When I was in grad school, one of my professors used to say “don’t get lost in the forest, fly over the trees.” If you’re in a position to help somebody with nutrition and trained to do so, I propose the opposite. The research is above the trees, but the pieces to our puzzles are on the ground. Forget this one size fits all approach, and similarly, lose the “if you do it my way, and it doesn’t work it’s your fault” attitude. Again, I’m not blaming you, but you have inherently limited knowledge of each individual puzzle. It’s an art, not a Made In China, one-size fits all product.

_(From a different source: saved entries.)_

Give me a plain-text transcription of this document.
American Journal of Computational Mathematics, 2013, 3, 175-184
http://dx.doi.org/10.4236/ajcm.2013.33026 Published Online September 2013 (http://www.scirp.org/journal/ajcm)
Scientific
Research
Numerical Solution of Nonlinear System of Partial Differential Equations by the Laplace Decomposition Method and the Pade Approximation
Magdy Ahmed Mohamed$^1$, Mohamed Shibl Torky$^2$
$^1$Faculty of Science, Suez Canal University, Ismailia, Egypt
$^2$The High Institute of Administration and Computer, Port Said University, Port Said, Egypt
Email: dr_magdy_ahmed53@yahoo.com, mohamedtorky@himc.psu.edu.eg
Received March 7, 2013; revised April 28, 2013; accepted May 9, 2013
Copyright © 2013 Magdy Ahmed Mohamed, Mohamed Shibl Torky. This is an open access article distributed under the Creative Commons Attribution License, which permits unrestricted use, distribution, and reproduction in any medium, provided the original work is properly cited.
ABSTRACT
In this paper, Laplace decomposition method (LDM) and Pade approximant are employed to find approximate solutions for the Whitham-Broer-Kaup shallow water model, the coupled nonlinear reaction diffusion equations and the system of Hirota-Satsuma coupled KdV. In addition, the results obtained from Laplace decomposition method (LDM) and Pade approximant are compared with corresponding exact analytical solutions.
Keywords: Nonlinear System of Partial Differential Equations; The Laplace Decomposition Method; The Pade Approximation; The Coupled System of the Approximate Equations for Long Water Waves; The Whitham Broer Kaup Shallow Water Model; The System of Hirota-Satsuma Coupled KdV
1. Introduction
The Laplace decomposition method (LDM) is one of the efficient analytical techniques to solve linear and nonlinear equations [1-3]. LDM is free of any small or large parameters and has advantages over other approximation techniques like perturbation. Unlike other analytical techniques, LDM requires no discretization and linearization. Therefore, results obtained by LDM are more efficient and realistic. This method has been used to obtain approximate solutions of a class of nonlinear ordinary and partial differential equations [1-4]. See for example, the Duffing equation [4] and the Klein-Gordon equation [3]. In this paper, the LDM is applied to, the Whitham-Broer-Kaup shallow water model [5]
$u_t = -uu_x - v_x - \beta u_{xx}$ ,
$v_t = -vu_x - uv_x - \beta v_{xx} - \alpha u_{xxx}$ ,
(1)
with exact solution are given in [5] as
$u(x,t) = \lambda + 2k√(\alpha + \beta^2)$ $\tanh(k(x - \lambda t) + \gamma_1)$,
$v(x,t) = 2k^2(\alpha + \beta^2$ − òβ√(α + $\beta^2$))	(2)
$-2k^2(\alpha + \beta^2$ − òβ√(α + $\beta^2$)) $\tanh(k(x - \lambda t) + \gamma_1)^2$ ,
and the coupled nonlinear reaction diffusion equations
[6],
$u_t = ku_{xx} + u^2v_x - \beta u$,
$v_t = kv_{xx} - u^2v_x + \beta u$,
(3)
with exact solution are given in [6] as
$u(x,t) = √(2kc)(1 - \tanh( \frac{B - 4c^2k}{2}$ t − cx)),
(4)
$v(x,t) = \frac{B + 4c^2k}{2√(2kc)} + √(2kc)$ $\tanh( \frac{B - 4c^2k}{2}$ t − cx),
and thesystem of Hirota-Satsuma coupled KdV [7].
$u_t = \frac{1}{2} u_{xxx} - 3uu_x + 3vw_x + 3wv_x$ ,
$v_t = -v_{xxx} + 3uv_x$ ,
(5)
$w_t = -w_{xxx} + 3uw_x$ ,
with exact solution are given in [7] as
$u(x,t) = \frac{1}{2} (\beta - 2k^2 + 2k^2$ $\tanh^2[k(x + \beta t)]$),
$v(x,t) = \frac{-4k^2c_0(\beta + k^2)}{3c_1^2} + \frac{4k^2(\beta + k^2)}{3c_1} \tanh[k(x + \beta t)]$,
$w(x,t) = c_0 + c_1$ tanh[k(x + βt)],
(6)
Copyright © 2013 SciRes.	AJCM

Finally, for those struggling to piece it all together, I encourage you to keep trying and stay persistent. Keep what fits, adjust what doesn’t. Try not to let others discourage you and try to avoid being tied into a specific diet that works for someone with 2 million followers. Listen and question trending media diets—what they are, why they say it works. And most importantly, do not solely rely on others for solving your puzzle. You have the most knowledge about all the pieces.
You will find it. The process may not be fast. There probably won’t be one solution and there probably won’t be one set back. Stay focused and make the little decisions count. Try a piece. See if it fits. Adjust.
It’s up to you to be your own puzzle master.